Hardware Distortion Aware Precoding for ISAC Systems

TL;DR

This paper investigates how hardware impairments affect sensing in ISAC systems and proposes distortion-aware precoding methods to enhance sensing robustness amidst clutter and hardware distortions.

Contribution

It introduces a novel distortion- and clutter-aware precoding strategy and an alternative power allocation method for improved sensing in hardware-impaired ISAC systems.

Findings

Hardware distortions significantly degrade sensing performance.

Proposed precoding improves sensing robustness in cluttered environments.

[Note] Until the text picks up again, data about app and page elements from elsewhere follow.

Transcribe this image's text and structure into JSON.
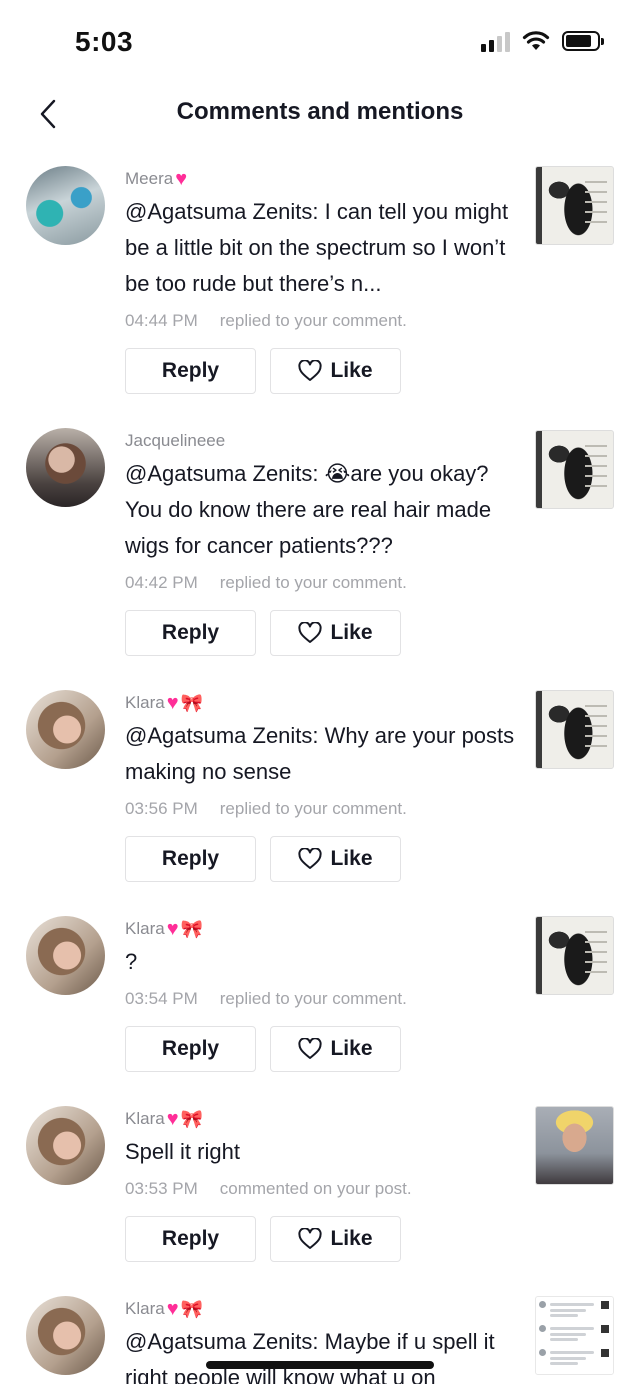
{
  "status_bar": {
    "time": "5:03"
  },
  "header": {
    "title": "Comments and mentions"
  },
  "buttons": {
    "reply": "Reply",
    "like": "Like"
  },
  "items": [
    {
      "username": "Meera",
      "emojis": [
        "heart"
      ],
      "text": "@Agatsuma Zenits: I can tell you might be a little bit on the spectrum so I won’t be too rude but there’s n...",
      "time": "04:44 PM",
      "action": "replied to your comment.",
      "thumbnail": "hair-photo"
    },
    {
      "username": "Jacquelineee",
      "emojis": [],
      "text": "@Agatsuma Zenits: 😭are you okay? You do know there are real hair made wigs for cancer patients???",
      "time": "04:42 PM",
      "action": "replied to your comment.",
      "thumbnail": "hair-photo"
    },
    {
      "username": "Klara",
      "emojis": [
        "heart",
        "bow"
      ],
      "text": "@Agatsuma Zenits: Why are your posts making no sense",
      "time": "03:56 PM",
      "action": "replied to your comment.",
      "thumbnail": "hair-photo"
    },
    {
      "username": "Klara",
      "emojis": [
        "heart",
        "bow"
      ],
      "text": "?",
      "time": "03:54 PM",
      "action": "replied to your comment.",
      "thumbnail": "hair-photo"
    },
    {
      "username": "Klara",
      "emojis": [
        "heart",
        "bow"
      ],
      "text": "Spell it right",
      "time": "03:53 PM",
      "action": "commented on your post.",
      "thumbnail": "person-photo"
    },
    {
      "username": "Klara",
      "emojis": [
        "heart",
        "bow"
      ],
      "text": "@Agatsuma Zenits: Maybe if u spell it right people will know what u on",
      "time": "",
      "action": "",
      "thumbnail": "screenshot-doc"
    }
  ]
}
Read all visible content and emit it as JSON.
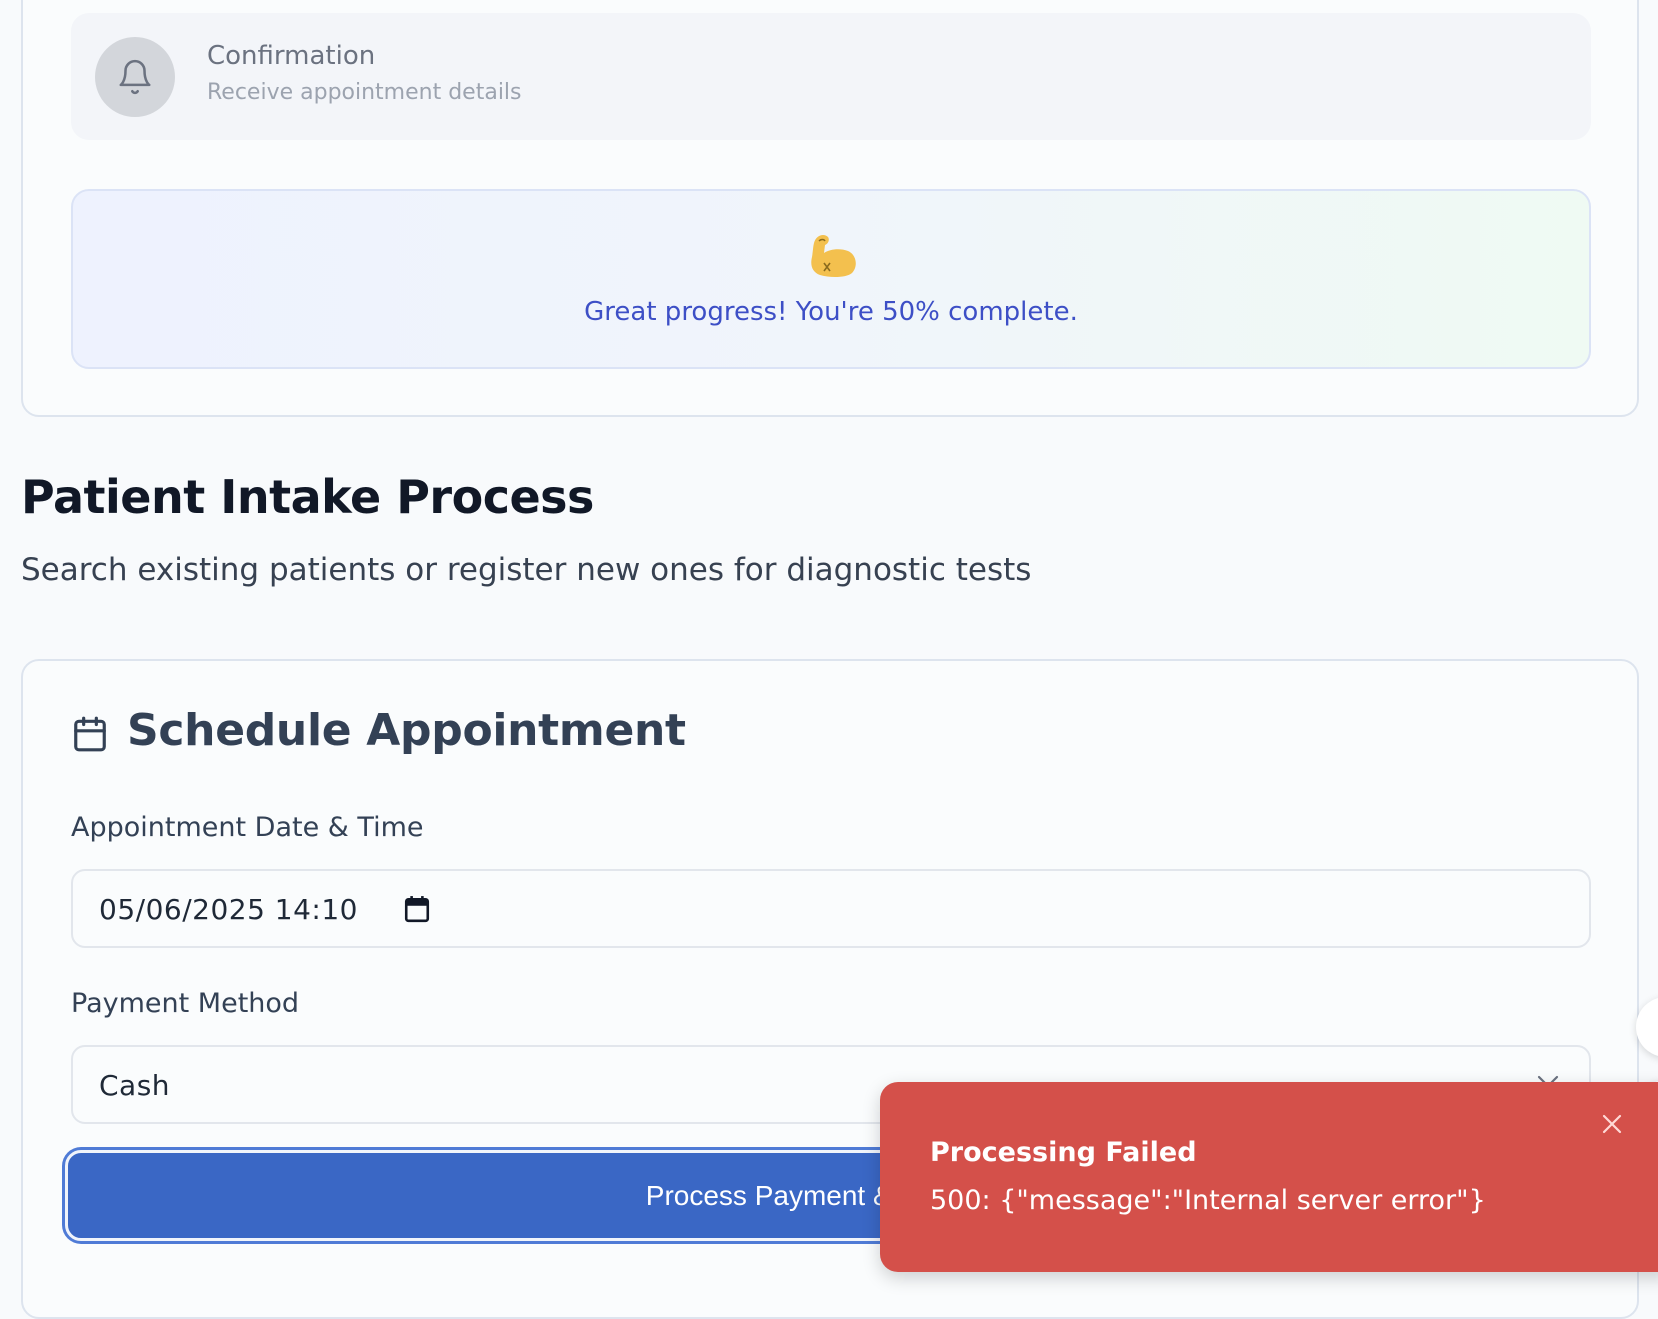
{
  "steps": [
    {
      "title": "Confirmation",
      "subtitle": "Receive appointment details",
      "icon": "bell-icon"
    }
  ],
  "progress": {
    "emoji": "flexed-biceps",
    "message": "Great progress! You're 50% complete.",
    "percent": 50
  },
  "page": {
    "title": "Patient Intake Process",
    "subtitle": "Search existing patients or register new ones for diagnostic tests"
  },
  "schedule": {
    "title": "Schedule Appointment",
    "icon": "calendar-icon",
    "datetime_label": "Appointment Date & Time",
    "datetime_value": "05/06/2025 14:10",
    "payment_label": "Payment Method",
    "payment_value": "Cash",
    "submit_label": "Process Payment & Schedule"
  },
  "toast": {
    "title": "Processing Failed",
    "message": "500: {\"message\":\"Internal server error\"}"
  },
  "colors": {
    "primary": "#3a67c5",
    "error": "#d4504a",
    "progress_text": "#3d4fc6"
  }
}
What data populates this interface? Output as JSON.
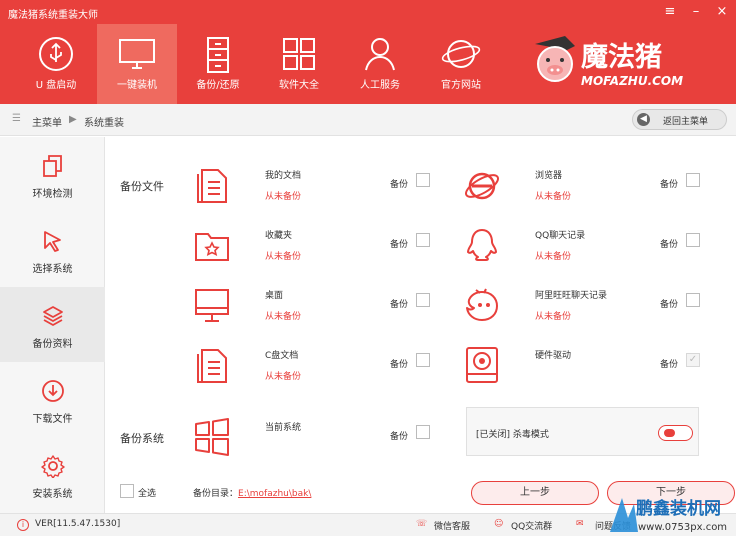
{
  "app": {
    "title": "魔法猪系统重装大师"
  },
  "nav": [
    {
      "label": "U 盘启动",
      "icon": "usb-icon"
    },
    {
      "label": "一键装机",
      "icon": "monitor-icon"
    },
    {
      "label": "备份/还原",
      "icon": "cabinet-icon"
    },
    {
      "label": "软件大全",
      "icon": "grid-icon"
    },
    {
      "label": "人工服务",
      "icon": "person-icon"
    },
    {
      "label": "官方网站",
      "icon": "planet-icon"
    }
  ],
  "logo": {
    "text": "魔法猪",
    "sub": "mofazhu.com"
  },
  "breadcrumb": {
    "home": "主菜单",
    "current": "系统重装",
    "back": "返回主菜单"
  },
  "sidebar": [
    {
      "label": "环境检测"
    },
    {
      "label": "选择系统"
    },
    {
      "label": "备份资料"
    },
    {
      "label": "下载文件"
    },
    {
      "label": "安装系统"
    }
  ],
  "backup": {
    "files_label": "备份文件",
    "system_label": "备份系统",
    "backup_word": "备份",
    "items": [
      {
        "name": "我的文档",
        "status": "从未备份"
      },
      {
        "name": "浏览器",
        "status": "从未备份"
      },
      {
        "name": "收藏夹",
        "status": "从未备份"
      },
      {
        "name": "QQ聊天记录",
        "status": "从未备份"
      },
      {
        "name": "桌面",
        "status": "从未备份"
      },
      {
        "name": "阿里旺旺聊天记录",
        "status": "从未备份"
      },
      {
        "name": "C盘文档",
        "status": "从未备份"
      },
      {
        "name": "硬件驱动",
        "status": ""
      },
      {
        "name": "当前系统",
        "status": ""
      }
    ],
    "antivirus": "[已关闭] 杀毒模式",
    "select_all": "全选",
    "dir_label": "备份目录：",
    "dir_path": "E:\\mofazhu\\bak\\",
    "prev": "上一步",
    "next": "下一步"
  },
  "footer": {
    "version": "VER[11.5.47.1530]",
    "wechat": "微信客服",
    "qq": "QQ交流群",
    "help": "问题反馈"
  },
  "watermark": {
    "brand": "鹏鑫装机网",
    "url": "www.0753px.com"
  },
  "colors": {
    "accent": "#e8403c"
  }
}
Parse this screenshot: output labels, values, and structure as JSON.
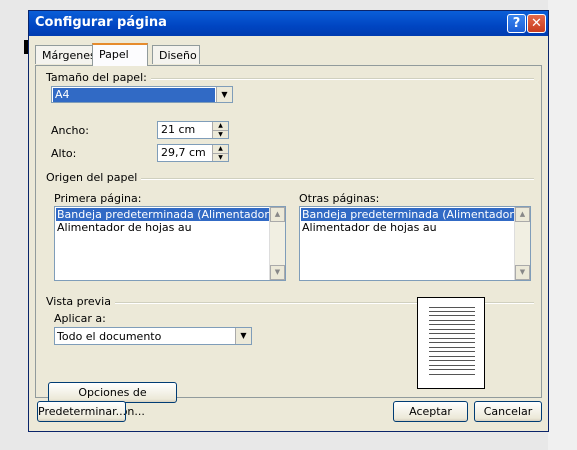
{
  "dialog": {
    "title": "Configurar página"
  },
  "tabs": [
    {
      "label": "Márgenes"
    },
    {
      "label": "Papel"
    },
    {
      "label": "Diseño"
    }
  ],
  "paper_size": {
    "group_label": "Tamaño del papel:",
    "selected": "A4",
    "width_label": "Ancho:",
    "width_value": "21 cm",
    "height_label": "Alto:",
    "height_value": "29,7 cm"
  },
  "paper_source": {
    "group_label": "Origen del papel",
    "first_page_label": "Primera página:",
    "other_pages_label": "Otras páginas:",
    "first_page_items": [
      "Bandeja predeterminada (Alimentador de hojas",
      "Alimentador de hojas au"
    ],
    "other_pages_items": [
      "Bandeja predeterminada (Alimentador de hojas",
      "Alimentador de hojas au"
    ]
  },
  "preview": {
    "group_label": "Vista previa",
    "apply_label": "Aplicar a:",
    "apply_value": "Todo el documento"
  },
  "buttons": {
    "print_options": "Opciones de impresión...",
    "default": "Predeterminar...",
    "ok": "Aceptar",
    "cancel": "Cancelar",
    "help": "?",
    "close": "✕"
  }
}
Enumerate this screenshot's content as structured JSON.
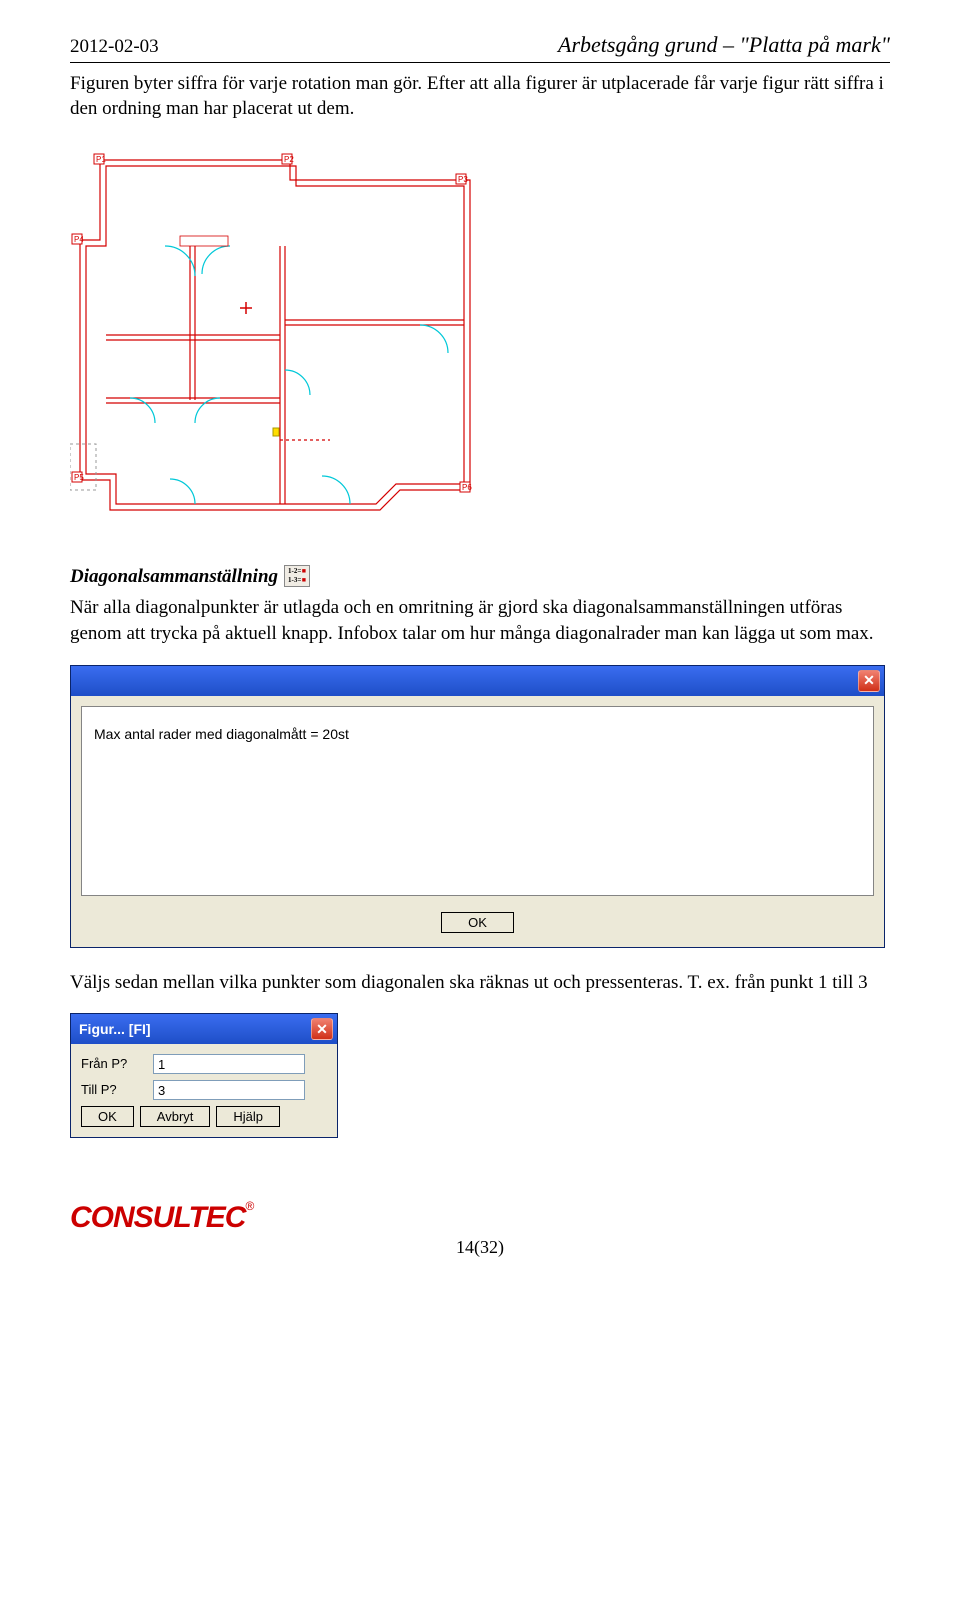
{
  "header": {
    "date": "2012-02-03",
    "title": "Arbetsgång grund – \"Platta på mark\""
  },
  "para1": "Figuren byter siffra för varje rotation man gör. Efter att alla  figurer är utplacerade får varje figur rätt siffra i den ordning man har placerat ut dem.",
  "section2": {
    "title": "Diagonalsammanställning",
    "text": "När alla diagonalpunkter är utlagda och en omritning är gjord ska diagonalsammanställningen utföras genom att trycka på aktuell knapp. Infobox talar om hur många diagonalrader man kan lägga ut som max."
  },
  "msgbox": {
    "text": "Max antal rader med diagonalmått = 20st",
    "ok": "OK"
  },
  "para3": "Väljs sedan mellan vilka punkter som diagonalen ska räknas ut och pressenteras. T. ex. från punkt 1 till 3",
  "figurbox": {
    "title": "Figur...   [FI]",
    "label_from": "Från P?",
    "label_to": "Till P?",
    "val_from": "1",
    "val_to": "3",
    "btn_ok": "OK",
    "btn_cancel": "Avbryt",
    "btn_help": "Hjälp"
  },
  "footer": {
    "logo_text": "CONSULTEC",
    "page": "14(32)"
  }
}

Numerical results show substantial gains over distortion-unaware designs.

Abstract

The impact of hardware impairments on the spectral efficiency of communication systems is well studied, but their effect on sensing performance remains unexplored. In this paper, we analyze the influence of hardware impairments on integrated sensing and communication (ISAC) systems in cluttered environments. We derive the sensing signal-to-clutter-plus-noise ratio (SCNR) and show that hardware distortions significantly degrade sensing performance by enhancing clutter-induced noise, which masks target echoes. The isotropic nature of transmit distortion due to multiple stream transmission further complicates clutter suppression. To address this, we propose a distortion- and clutter-aware precoding strategy that minimizes the deviation from the communication-optimized precoder while improving sensing robustness. We also propose an alternative power allocation-based approach that reduces computational complexity. Numerical results confirm the effectiveness of the proposed approaches in overcoming hardware- and clutter-induced limitations, demonstrating significant performance gains over distortion-unaware designs.